In a recent blog post we talked about how gamifying a client’s Learning Management System (LMS) led to a 260% increase in student activity (see the case study here). However, in that case study we mentioned that it was something else, not gamification, that led to the biggest increases in student participation… and that was something much less trendy and much less technologically advanced. It was simple “proactive” rather than “reactive” teacher/student communication.
With proactive communication the responsibility of initiating contact with a student in an online learning environment falls on the shoulders of the teacher (or learning institution). With, reactive communication on the other hand, the teacher will primarily only respond to student initiated comments or questions.
After reading the book “Motivating and Retaining Online Students: Research-Based Strategies That Work” by Rosemary M. Lehman (Ph.D) we decide to test the impact that implementing a proactive rather than reactive communication strategy would have on overall student engagement results. But first we needed to find a client who was ONLY using reactive communication with their online student population.

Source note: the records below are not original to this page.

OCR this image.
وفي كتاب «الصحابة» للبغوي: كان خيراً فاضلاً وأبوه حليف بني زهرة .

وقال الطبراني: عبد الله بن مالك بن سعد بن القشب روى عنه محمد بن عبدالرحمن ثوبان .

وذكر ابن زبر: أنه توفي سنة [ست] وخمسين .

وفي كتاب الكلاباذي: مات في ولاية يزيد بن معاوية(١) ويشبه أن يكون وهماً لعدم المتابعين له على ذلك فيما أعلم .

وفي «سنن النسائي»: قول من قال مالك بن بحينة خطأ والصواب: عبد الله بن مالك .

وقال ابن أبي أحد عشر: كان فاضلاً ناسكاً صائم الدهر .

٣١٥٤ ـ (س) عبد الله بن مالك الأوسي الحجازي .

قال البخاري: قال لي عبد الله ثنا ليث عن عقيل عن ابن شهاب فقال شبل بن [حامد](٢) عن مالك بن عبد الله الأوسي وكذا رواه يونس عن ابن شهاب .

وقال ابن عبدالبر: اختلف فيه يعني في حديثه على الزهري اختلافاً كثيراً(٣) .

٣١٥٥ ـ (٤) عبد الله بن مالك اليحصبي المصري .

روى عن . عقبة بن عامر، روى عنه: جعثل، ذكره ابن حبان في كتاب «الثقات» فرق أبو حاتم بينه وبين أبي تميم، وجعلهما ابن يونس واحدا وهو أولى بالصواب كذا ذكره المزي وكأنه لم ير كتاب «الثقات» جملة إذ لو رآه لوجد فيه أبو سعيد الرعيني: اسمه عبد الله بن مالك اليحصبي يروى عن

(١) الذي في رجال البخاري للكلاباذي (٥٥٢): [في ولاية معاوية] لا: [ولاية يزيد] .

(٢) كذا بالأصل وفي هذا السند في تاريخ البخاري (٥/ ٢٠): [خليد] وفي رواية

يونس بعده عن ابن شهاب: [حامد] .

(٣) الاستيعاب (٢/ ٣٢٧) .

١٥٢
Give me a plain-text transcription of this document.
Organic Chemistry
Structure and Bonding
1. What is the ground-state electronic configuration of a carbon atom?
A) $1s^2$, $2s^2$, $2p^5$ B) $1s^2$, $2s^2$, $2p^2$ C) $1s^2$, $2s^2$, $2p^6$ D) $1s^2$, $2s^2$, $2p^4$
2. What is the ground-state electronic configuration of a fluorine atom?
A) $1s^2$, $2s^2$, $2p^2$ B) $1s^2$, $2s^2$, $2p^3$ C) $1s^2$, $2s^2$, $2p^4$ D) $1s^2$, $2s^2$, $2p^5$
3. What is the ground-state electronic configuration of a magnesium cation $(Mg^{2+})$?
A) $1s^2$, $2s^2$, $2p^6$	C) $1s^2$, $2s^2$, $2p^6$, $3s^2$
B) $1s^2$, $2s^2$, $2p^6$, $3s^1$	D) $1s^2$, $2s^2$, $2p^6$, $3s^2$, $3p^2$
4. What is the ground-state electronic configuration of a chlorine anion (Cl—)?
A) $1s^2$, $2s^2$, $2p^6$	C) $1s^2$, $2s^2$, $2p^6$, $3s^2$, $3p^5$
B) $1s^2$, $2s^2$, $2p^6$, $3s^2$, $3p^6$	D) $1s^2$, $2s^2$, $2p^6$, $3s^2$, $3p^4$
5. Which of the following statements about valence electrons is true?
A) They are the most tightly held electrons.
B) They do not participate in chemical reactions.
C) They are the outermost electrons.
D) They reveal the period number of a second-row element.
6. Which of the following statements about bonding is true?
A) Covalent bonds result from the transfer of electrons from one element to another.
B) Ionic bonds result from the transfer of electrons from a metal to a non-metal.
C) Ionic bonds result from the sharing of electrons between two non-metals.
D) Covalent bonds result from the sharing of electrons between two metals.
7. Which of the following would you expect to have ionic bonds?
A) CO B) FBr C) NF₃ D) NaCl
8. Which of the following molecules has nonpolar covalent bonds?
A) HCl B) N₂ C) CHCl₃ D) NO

One of our clients volunteered for this experiment. They told us that “In the past we put a lot of the responsibility of the community in the students’ hands. However, we didn’t realize that we didn’t really give our students much incentive to be part of that community. We just gave them the platform and walked away. The community existed as a good idea in an abstract sense [to us] but it never really started to take off until we made it our responsibility and not our students”.
So we got to work on this clients site and we set up a system of communication where they became a much more active voice in their own online community. They posted questions, started conversations, created case studies and introduced students to each other who had similar interests. The result? A 1200% increase in student participation!